Vor mir hockte ein kleines Mädchen. Ihre Haare waren schwarz, nur die Spitzen waren Rot. Sie hatte überall Schrammen und guckte mich neugierig und verängstigt zugleich an. Ihre Augen waren Glutrot und bohrten sich in meine kleine Seele.

,,Wer bist du" Fragte ich zögerlich und kroch langsam näher. Meine Neugier hatte gesiegt.

,,Ich heiße Nuriel und du?" Gab das Kind mit hoher Stimme von sich und legte den Kopf schief.

,,Xenia" Flüsterte ich und verbarg mein Gesicht etwas hinter meinen Haaren.

Plötzlich wurde die Tür aufgerissen und ich zuckte zusammen, während Nuriel mit Leerem Blick auf die Tür sah.
Doch mein Blick war nur auf die Person vor mir gerichtet. Die Person trug einen weißen Kittel und sah gruselig aus.

Hinter ihm kamen zwei weitere Männer hinein, die mich an den Armen packten und meinen kleinen Körper durch die Tür hinausschleppten.
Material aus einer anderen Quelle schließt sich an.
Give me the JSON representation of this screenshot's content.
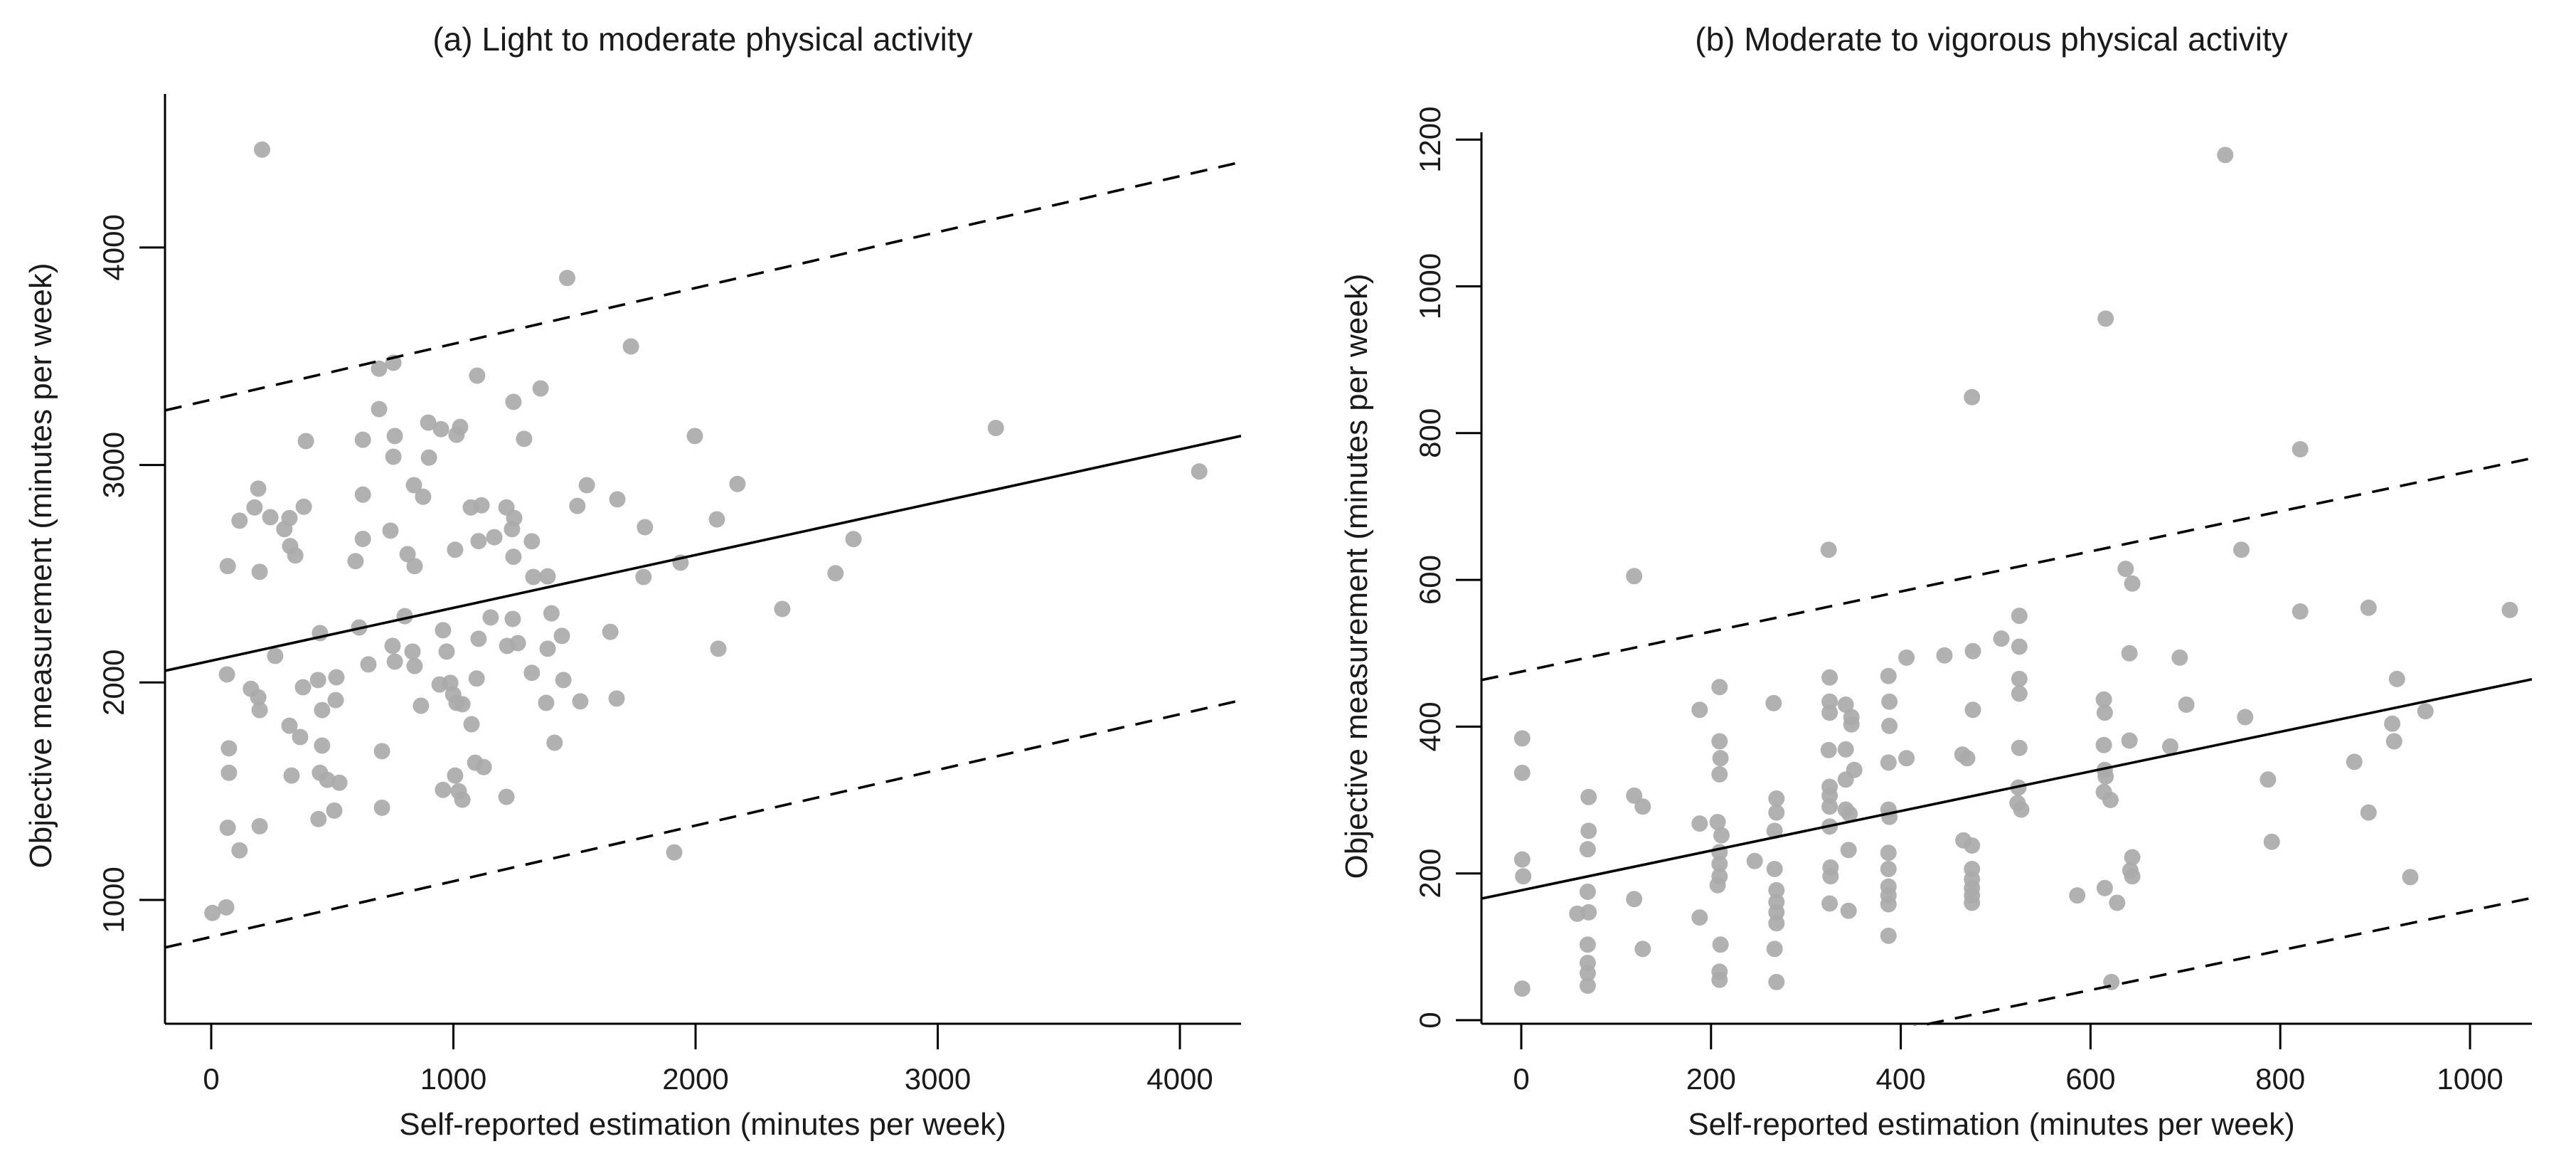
{
  "figure": {
    "background": "#ffffff",
    "point_color": "#aaaaaa",
    "line_color": "#000000",
    "axis_color": "#000000"
  },
  "chart_data": [
    {
      "type": "scatter",
      "title": "(a) Light to moderate physical activity",
      "xlabel": "Self-reported estimation (minutes per week)",
      "ylabel": "Objective measurement (minutes per week)",
      "x_ticks": [
        0,
        1000,
        2000,
        3000,
        4000
      ],
      "y_ticks": [
        1000,
        2000,
        3000,
        4000
      ],
      "xlim": [
        0,
        4000
      ],
      "ylim": [
        1000,
        4000
      ],
      "grid": false,
      "legend": "none",
      "lines": [
        {
          "name": "regression-line",
          "style": "solid",
          "intercept": 2100,
          "slope": 0.243
        },
        {
          "name": "upper-limit-line",
          "style": "dashed",
          "intercept": 3300,
          "slope": 0.257
        },
        {
          "name": "lower-limit-line",
          "style": "dashed",
          "intercept": 830,
          "slope": 0.256
        }
      ],
      "points": [
        [
          210,
          4450
        ],
        [
          693,
          3443
        ],
        [
          752,
          3470
        ],
        [
          1098,
          3411
        ],
        [
          1248,
          3290
        ],
        [
          693,
          3257
        ],
        [
          896,
          3195
        ],
        [
          949,
          3165
        ],
        [
          1028,
          3175
        ],
        [
          1013,
          3139
        ],
        [
          391,
          3110
        ],
        [
          626,
          3116
        ],
        [
          758,
          3133
        ],
        [
          1292,
          3120
        ],
        [
          752,
          3038
        ],
        [
          899,
          3034
        ],
        [
          837,
          2907
        ],
        [
          626,
          2864
        ],
        [
          875,
          2854
        ],
        [
          1072,
          2805
        ],
        [
          194,
          2891
        ],
        [
          117,
          2744
        ],
        [
          179,
          2805
        ],
        [
          244,
          2760
        ],
        [
          323,
          2756
        ],
        [
          382,
          2808
        ],
        [
          302,
          2705
        ],
        [
          326,
          2627
        ],
        [
          347,
          2584
        ],
        [
          626,
          2660
        ],
        [
          596,
          2558
        ],
        [
          740,
          2698
        ],
        [
          811,
          2590
        ],
        [
          840,
          2535
        ],
        [
          68,
          2535
        ],
        [
          200,
          2509
        ],
        [
          1116,
          2815
        ],
        [
          1219,
          2805
        ],
        [
          1251,
          2756
        ],
        [
          1104,
          2650
        ],
        [
          1169,
          2668
        ],
        [
          1242,
          2705
        ],
        [
          1007,
          2610
        ],
        [
          1248,
          2578
        ],
        [
          1470,
          3860
        ],
        [
          1733,
          3545
        ],
        [
          1360,
          3352
        ],
        [
          1997,
          3133
        ],
        [
          1551,
          2907
        ],
        [
          2173,
          2913
        ],
        [
          1512,
          2812
        ],
        [
          1677,
          2842
        ],
        [
          1791,
          2714
        ],
        [
          2088,
          2750
        ],
        [
          1324,
          2649
        ],
        [
          1330,
          2485
        ],
        [
          1389,
          2488
        ],
        [
          1785,
          2485
        ],
        [
          1938,
          2551
        ],
        [
          2652,
          2659
        ],
        [
          2578,
          2502
        ],
        [
          2358,
          2338
        ],
        [
          1405,
          2318
        ],
        [
          449,
          2227
        ],
        [
          611,
          2253
        ],
        [
          799,
          2305
        ],
        [
          1154,
          2299
        ],
        [
          1245,
          2292
        ],
        [
          65,
          2037
        ],
        [
          264,
          2122
        ],
        [
          164,
          1971
        ],
        [
          194,
          1932
        ],
        [
          200,
          1873
        ],
        [
          379,
          1978
        ],
        [
          441,
          2011
        ],
        [
          458,
          1873
        ],
        [
          517,
          2024
        ],
        [
          649,
          2083
        ],
        [
          749,
          2168
        ],
        [
          831,
          2142
        ],
        [
          840,
          2076
        ],
        [
          758,
          2096
        ],
        [
          866,
          1893
        ],
        [
          514,
          1919
        ],
        [
          323,
          1801
        ],
        [
          367,
          1749
        ],
        [
          458,
          1710
        ],
        [
          73,
          1697
        ],
        [
          73,
          1585
        ],
        [
          332,
          1572
        ],
        [
          449,
          1585
        ],
        [
          479,
          1552
        ],
        [
          529,
          1539
        ],
        [
          705,
          1684
        ],
        [
          705,
          1424
        ],
        [
          443,
          1372
        ],
        [
          508,
          1411
        ],
        [
          68,
          1332
        ],
        [
          200,
          1339
        ],
        [
          117,
          1228
        ],
        [
          5,
          940
        ],
        [
          62,
          966
        ],
        [
          957,
          2240
        ],
        [
          972,
          2142
        ],
        [
          987,
          1998
        ],
        [
          943,
          1991
        ],
        [
          999,
          1945
        ],
        [
          1013,
          1906
        ],
        [
          1037,
          1900
        ],
        [
          1096,
          2018
        ],
        [
          1222,
          2168
        ],
        [
          1104,
          2201
        ],
        [
          1075,
          1808
        ],
        [
          1090,
          1631
        ],
        [
          1125,
          1611
        ],
        [
          1007,
          1572
        ],
        [
          1022,
          1500
        ],
        [
          1037,
          1461
        ],
        [
          957,
          1506
        ],
        [
          1219,
          1474
        ],
        [
          1266,
          2181
        ],
        [
          1448,
          2214
        ],
        [
          1648,
          2233
        ],
        [
          1389,
          2155
        ],
        [
          1324,
          2044
        ],
        [
          1454,
          2011
        ],
        [
          1383,
          1906
        ],
        [
          1524,
          1913
        ],
        [
          1674,
          1926
        ],
        [
          1418,
          1723
        ],
        [
          2094,
          2155
        ],
        [
          1912,
          1219
        ],
        [
          3240,
          3170
        ],
        [
          4080,
          2970
        ]
      ]
    },
    {
      "type": "scatter",
      "title": "(b) Moderate to vigorous physical activity",
      "xlabel": "Self-reported estimation (minutes per week)",
      "ylabel": "Objective measurement (minutes per week)",
      "x_ticks": [
        0,
        200,
        400,
        600,
        800,
        1000
      ],
      "y_ticks": [
        0,
        200,
        400,
        600,
        800,
        1000,
        1200
      ],
      "xlim": [
        0,
        1000
      ],
      "ylim": [
        0,
        1200
      ],
      "grid": false,
      "legend": "none",
      "lines": [
        {
          "name": "regression-line",
          "style": "solid",
          "intercept": 177,
          "slope": 0.27
        },
        {
          "name": "upper-limit-line",
          "style": "dashed",
          "intercept": 475,
          "slope": 0.273
        },
        {
          "name": "lower-limit-line",
          "style": "dashed",
          "intercept": -121,
          "slope": 0.27
        }
      ],
      "points": [
        [
          119,
          605
        ],
        [
          324,
          641
        ],
        [
          616,
          956
        ],
        [
          475,
          849
        ],
        [
          525,
          551
        ],
        [
          506,
          520
        ],
        [
          637,
          615
        ],
        [
          644,
          595
        ],
        [
          641,
          500
        ],
        [
          1,
          384
        ],
        [
          1,
          337
        ],
        [
          1,
          219
        ],
        [
          2,
          196
        ],
        [
          1,
          43
        ],
        [
          71,
          304
        ],
        [
          119,
          306
        ],
        [
          128,
          291
        ],
        [
          71,
          258
        ],
        [
          70,
          233
        ],
        [
          70,
          175
        ],
        [
          59,
          145
        ],
        [
          71,
          147
        ],
        [
          70,
          103
        ],
        [
          70,
          78
        ],
        [
          70,
          64
        ],
        [
          70,
          47
        ],
        [
          119,
          165
        ],
        [
          128,
          97
        ],
        [
          188,
          423
        ],
        [
          209,
          454
        ],
        [
          209,
          380
        ],
        [
          210,
          357
        ],
        [
          209,
          335
        ],
        [
          188,
          268
        ],
        [
          207,
          270
        ],
        [
          211,
          252
        ],
        [
          209,
          229
        ],
        [
          209,
          213
        ],
        [
          209,
          196
        ],
        [
          207,
          184
        ],
        [
          188,
          140
        ],
        [
          210,
          103
        ],
        [
          209,
          66
        ],
        [
          209,
          55
        ],
        [
          266,
          432
        ],
        [
          269,
          302
        ],
        [
          269,
          283
        ],
        [
          267,
          258
        ],
        [
          246,
          217
        ],
        [
          267,
          206
        ],
        [
          269,
          177
        ],
        [
          269,
          161
        ],
        [
          269,
          147
        ],
        [
          269,
          132
        ],
        [
          267,
          97
        ],
        [
          269,
          52
        ],
        [
          325,
          467
        ],
        [
          325,
          434
        ],
        [
          325,
          419
        ],
        [
          324,
          368
        ],
        [
          325,
          318
        ],
        [
          325,
          306
        ],
        [
          325,
          291
        ],
        [
          325,
          264
        ],
        [
          326,
          208
        ],
        [
          326,
          196
        ],
        [
          325,
          159
        ],
        [
          406,
          494
        ],
        [
          446,
          497
        ],
        [
          476,
          503
        ],
        [
          525,
          509
        ],
        [
          387,
          469
        ],
        [
          525,
          465
        ],
        [
          525,
          445
        ],
        [
          342,
          430
        ],
        [
          348,
          413
        ],
        [
          348,
          403
        ],
        [
          388,
          434
        ],
        [
          388,
          401
        ],
        [
          476,
          423
        ],
        [
          342,
          369
        ],
        [
          351,
          341
        ],
        [
          387,
          351
        ],
        [
          406,
          357
        ],
        [
          465,
          362
        ],
        [
          470,
          357
        ],
        [
          525,
          371
        ],
        [
          342,
          328
        ],
        [
          342,
          287
        ],
        [
          346,
          281
        ],
        [
          387,
          287
        ],
        [
          388,
          277
        ],
        [
          524,
          317
        ],
        [
          523,
          296
        ],
        [
          527,
          287
        ],
        [
          614,
          437
        ],
        [
          615,
          419
        ],
        [
          614,
          375
        ],
        [
          615,
          341
        ],
        [
          616,
          332
        ],
        [
          614,
          311
        ],
        [
          621,
          300
        ],
        [
          641,
          381
        ],
        [
          684,
          373
        ],
        [
          694,
          494
        ],
        [
          701,
          430
        ],
        [
          345,
          232
        ],
        [
          387,
          228
        ],
        [
          387,
          206
        ],
        [
          387,
          182
        ],
        [
          387,
          170
        ],
        [
          387,
          158
        ],
        [
          466,
          245
        ],
        [
          475,
          238
        ],
        [
          475,
          206
        ],
        [
          475,
          192
        ],
        [
          475,
          180
        ],
        [
          475,
          170
        ],
        [
          475,
          160
        ],
        [
          586,
          170
        ],
        [
          615,
          180
        ],
        [
          644,
          222
        ],
        [
          642,
          204
        ],
        [
          644,
          196
        ],
        [
          628,
          160
        ],
        [
          345,
          149
        ],
        [
          387,
          115
        ],
        [
          622,
          52
        ],
        [
          742,
          1179
        ],
        [
          821,
          778
        ],
        [
          759,
          641
        ],
        [
          821,
          557
        ],
        [
          893,
          562
        ],
        [
          1042,
          559
        ],
        [
          763,
          413
        ],
        [
          923,
          465
        ],
        [
          953,
          421
        ],
        [
          918,
          404
        ],
        [
          920,
          380
        ],
        [
          878,
          352
        ],
        [
          787,
          328
        ],
        [
          893,
          283
        ],
        [
          791,
          243
        ],
        [
          937,
          195
        ]
      ]
    }
  ]
}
Ich schrie und wehrte mich, doch es half nichts.

Sie trugen mich durch die Gänge und betraten schließlich einen Raum, in dessen Mitte sich ein Stuhl aus Metall befand. Sie zerrten mich auf diesen Stuhl und banden meine Hände und Füße daran fest.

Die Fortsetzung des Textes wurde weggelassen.